Iraq Yazidis
Members of the Yazidi minority search for clues on that might lead them to missing relatives in the remains of people killed by Isis a day after Kurdish forces discovered a mass grave near the village of Sinuni, in the northwestern Sinjar area Safin Hamed/Getty

The European Parliament has unanimously passed a resolution recognising the Islamic State's (Isis) slaughter of religious minorities, including Christians and Yazidis, as genocide. The historic action on 4 February marks the first time the body has officially acknowledged an ongoing conflict as genocide.

IS (Daesh) has committed numerous atrocities against ethnic and religious minorities, including kidnapping, enslaving and raping Christian and Yazidi women, forcing Christians to live under its radical interpretation of Islam in the Syrian town of Al-Qaryatain and rounding up Yazidi men and boys for execution. The resolution – which was decided by a show of hands at a plenary session in Strasbourg – calls for the actors to be brought to justice for flouting international law, committing crimes against humanity and genocide.

The resolution was tabled by Swedish MEP, Lars Adaktusson, who called it an "historic decision".

"It's really important that the Parliament passed it, on a political level and a moral level. The significance is the obligations that follow by such a recognition," he told Newsweek. "The collective obligation to intervene, to stop these atrocities and to stop the persecution in the ongoing discussion about the fight against the Islamic State.

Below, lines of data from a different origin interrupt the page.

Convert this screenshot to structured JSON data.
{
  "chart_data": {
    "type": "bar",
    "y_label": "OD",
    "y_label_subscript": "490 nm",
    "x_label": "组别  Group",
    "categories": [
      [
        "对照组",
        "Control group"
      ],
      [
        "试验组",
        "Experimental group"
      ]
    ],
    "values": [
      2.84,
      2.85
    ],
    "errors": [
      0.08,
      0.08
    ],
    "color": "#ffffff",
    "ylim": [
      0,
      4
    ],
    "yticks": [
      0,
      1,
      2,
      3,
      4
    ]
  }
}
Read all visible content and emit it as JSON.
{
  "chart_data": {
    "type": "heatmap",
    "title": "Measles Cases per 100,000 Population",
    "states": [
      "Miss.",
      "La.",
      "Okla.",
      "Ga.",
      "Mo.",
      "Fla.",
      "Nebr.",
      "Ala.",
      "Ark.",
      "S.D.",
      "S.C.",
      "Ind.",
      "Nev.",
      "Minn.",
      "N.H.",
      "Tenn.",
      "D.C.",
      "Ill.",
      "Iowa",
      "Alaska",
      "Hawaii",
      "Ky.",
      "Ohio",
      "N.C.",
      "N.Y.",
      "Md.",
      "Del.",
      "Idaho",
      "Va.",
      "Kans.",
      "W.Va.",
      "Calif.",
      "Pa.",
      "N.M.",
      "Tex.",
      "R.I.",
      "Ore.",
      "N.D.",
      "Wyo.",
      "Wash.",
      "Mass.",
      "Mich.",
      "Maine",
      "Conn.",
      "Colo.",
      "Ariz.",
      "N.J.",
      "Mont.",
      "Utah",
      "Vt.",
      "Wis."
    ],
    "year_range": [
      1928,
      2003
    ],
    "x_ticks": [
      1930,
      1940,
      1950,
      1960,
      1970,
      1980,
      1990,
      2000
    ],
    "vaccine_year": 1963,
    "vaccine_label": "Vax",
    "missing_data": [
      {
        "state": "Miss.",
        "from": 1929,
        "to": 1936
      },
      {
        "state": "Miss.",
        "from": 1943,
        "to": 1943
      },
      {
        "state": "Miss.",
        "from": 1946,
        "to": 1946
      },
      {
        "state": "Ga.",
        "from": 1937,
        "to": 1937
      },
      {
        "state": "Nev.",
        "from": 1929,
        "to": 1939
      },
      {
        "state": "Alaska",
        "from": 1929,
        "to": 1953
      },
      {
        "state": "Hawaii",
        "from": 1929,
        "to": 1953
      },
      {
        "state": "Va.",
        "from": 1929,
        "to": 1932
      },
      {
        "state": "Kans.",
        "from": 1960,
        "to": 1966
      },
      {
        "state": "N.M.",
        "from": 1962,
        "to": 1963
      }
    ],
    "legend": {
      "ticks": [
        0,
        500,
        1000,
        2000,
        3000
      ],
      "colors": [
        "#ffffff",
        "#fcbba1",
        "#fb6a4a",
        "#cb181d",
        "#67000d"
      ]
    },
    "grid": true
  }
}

"It gives the victims of the atrocities a chance to get their human dignity restored. It's also a historical confirmation that the European Parliament recognised what is going on and that they are suffering from the most despicable crime in the world, namely genocide," he added.

On 26 January, Labour MP for Stoke-on-Trent South tabled a House of Commons motion calling parliament to recognise IS' systematic violence and murder against Christians and other minorities in Syria and Iraq as genocide. The motion notes that "this disgusting behaviour clearly falls within the definition of genocide as determined by the UN Convention on the Prevention and Punishment of Genocide".

It calls on Downing Street "to use all its influence at the UN to create a stated consensus that genocide is indeed being perpetrated so that the provisions of the Convention can urgently, legitimately and effectively be invoked and implemented." It has been signed by 44 MPs so far.